If that initial sound does not tell you everything you need to know about where the ball is going once it leaves the clubface, the verbal revelations that come almost immediately afterward most certainly will. Those are the ones, for example, that exhort the Top-Flite to make miraculous in-flight adjustments. Even the subtlest grunt or groan provides clues to the outcome, and so do the curses that make even the most proper Thurston Howell-look-a-like sound as salty as a sailor. Ditto the frantic cries of “Fore!” that are golf’s version of “Incoming!” and prompt normally sensible individuals to contort themselves into ridiculous positions of protection, as if fire ants are scampering across their bodies.
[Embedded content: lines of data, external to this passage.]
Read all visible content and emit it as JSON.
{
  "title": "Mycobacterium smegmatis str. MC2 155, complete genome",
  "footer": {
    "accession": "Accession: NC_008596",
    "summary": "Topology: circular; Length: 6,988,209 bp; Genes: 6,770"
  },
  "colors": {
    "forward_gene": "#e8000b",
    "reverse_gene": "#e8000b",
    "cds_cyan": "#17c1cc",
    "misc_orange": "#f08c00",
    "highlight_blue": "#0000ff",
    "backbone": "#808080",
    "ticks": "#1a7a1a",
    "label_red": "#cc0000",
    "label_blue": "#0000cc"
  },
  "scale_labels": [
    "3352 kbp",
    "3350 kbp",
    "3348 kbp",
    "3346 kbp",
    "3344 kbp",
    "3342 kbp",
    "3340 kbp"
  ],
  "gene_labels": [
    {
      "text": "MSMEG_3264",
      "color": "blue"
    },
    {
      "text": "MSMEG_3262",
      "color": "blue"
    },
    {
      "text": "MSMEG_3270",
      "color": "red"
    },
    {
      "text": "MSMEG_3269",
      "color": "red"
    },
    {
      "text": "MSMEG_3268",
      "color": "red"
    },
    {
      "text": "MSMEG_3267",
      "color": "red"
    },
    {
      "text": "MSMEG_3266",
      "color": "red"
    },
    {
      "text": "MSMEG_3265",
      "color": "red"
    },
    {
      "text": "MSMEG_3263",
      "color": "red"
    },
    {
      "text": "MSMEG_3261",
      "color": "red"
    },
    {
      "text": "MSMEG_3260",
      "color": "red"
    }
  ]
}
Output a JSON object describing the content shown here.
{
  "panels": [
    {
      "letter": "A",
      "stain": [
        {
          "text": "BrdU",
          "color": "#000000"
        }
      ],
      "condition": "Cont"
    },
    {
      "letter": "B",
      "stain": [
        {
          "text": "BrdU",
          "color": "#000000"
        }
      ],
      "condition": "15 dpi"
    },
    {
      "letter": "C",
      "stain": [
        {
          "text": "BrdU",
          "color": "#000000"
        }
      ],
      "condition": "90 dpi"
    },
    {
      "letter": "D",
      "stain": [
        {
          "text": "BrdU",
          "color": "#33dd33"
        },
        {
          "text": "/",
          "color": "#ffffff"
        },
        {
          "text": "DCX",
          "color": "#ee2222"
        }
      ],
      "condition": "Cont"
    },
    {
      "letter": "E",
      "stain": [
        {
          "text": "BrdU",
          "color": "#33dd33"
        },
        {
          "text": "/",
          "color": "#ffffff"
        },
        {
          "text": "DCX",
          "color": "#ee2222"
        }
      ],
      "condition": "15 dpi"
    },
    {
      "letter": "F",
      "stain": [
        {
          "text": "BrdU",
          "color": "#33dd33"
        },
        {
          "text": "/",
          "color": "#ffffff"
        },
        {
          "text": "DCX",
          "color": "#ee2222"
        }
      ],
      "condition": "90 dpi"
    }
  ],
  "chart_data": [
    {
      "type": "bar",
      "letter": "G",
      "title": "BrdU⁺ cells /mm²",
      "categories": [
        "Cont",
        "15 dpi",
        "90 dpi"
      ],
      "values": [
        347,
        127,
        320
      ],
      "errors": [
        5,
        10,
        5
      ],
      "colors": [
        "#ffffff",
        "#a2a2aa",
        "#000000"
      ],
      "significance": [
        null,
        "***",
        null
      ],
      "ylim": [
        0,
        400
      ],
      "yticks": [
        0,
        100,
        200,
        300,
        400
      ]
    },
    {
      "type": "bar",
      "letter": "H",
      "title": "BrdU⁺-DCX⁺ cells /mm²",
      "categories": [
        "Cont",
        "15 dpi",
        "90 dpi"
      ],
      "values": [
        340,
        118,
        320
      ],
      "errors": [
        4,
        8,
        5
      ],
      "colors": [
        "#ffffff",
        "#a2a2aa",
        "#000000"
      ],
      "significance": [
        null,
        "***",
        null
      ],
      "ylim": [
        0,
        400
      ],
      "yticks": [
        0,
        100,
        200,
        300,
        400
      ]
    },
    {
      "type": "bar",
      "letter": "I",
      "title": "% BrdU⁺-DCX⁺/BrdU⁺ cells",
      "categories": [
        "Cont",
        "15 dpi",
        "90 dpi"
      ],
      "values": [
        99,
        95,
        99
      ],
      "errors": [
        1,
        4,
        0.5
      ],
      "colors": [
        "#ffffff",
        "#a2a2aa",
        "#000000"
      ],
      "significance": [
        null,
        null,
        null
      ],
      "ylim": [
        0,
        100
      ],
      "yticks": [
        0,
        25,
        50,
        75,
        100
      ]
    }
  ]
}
Needless to say, I heard quite a bit of salt from my friend the last day of the tournament, and that got me thinking about all the different sounds of golf I have come to know over the years. The good ones abound, and perhaps my favorite is the plop of a ball dropping smartly into a cup, especially if it is for birdie. I also love the “whoosh!” of a swing in a stiff Scottish wind, the golfer suddenly sounding like Zorro with a saber as he brings his driver back, then whips through the ball. The gentle roils of an ocean can be as pleasing to the ears as the Brandenburg Concertos, and a few moments on the 14th or 17th tees at Seminole are quick testaments to that. Ditto the noise of sea lions lounging on the rocks at Pebble Beach or Cypress Point, their barks melding beautifully with the waves crashing against the shore. Running rivers and brooks can soothe as well, as do natural waterfalls at retreats such as Cinnamon Hill outside Montego Bay in Jamaica, where a round of golf often feels like a trek through the jungle and a chance to find a lost civilization (if not a lost ball).
But forget about those fake cascades built on a number of new courses, or those fountains so often found these days in water hazards. Disneyland is for family vacations, not rounds of golf.
My place used to have ringed-neck pheasants prowling the field grass on the sides of a number of holes, before the red-tail hawks wiped them out, and it was always nice to hear the cock birds squawking from their refuges. Planes are not the sorts of thing I normally enjoy around a golf course. But I have found that many of my favorite tracks are located near airports, so I have come to associate good golf with that type of traffic, whether I am playing Royal Dublin outside the Irish capital, New South Wales near Sydney, Australia, or Blind Brook in Purchase, N.Y.
Some of the best sounds in golf also are the funniest, and near the top of that list is the clopping of a ball down an asphalt cart path, a bad shot usually becoming even worse as the person who hit it looks on helplessly. The loud burble of a three-piecer dropping into the midst of a water hazard can be as hysterical as a Robin Williams routine, as can the crack of a Pinnacle smacking into a tree. Both of those noises often lead to the equally diverting spectacle of three golfers trying to suppress – and then ultimately control – their giggling as the fourth in their group battles near fatal apoplexy at the sight of his ball either disappearing into the deep or careening farther off an oak than it had off his club face.
Certainly, golf has its share of bad sounds, and none is quite so horrid as the one of your playing partner blurting, “Your hole,” before he has even finished his swing.
I heard that phrase a lot during that member-guest.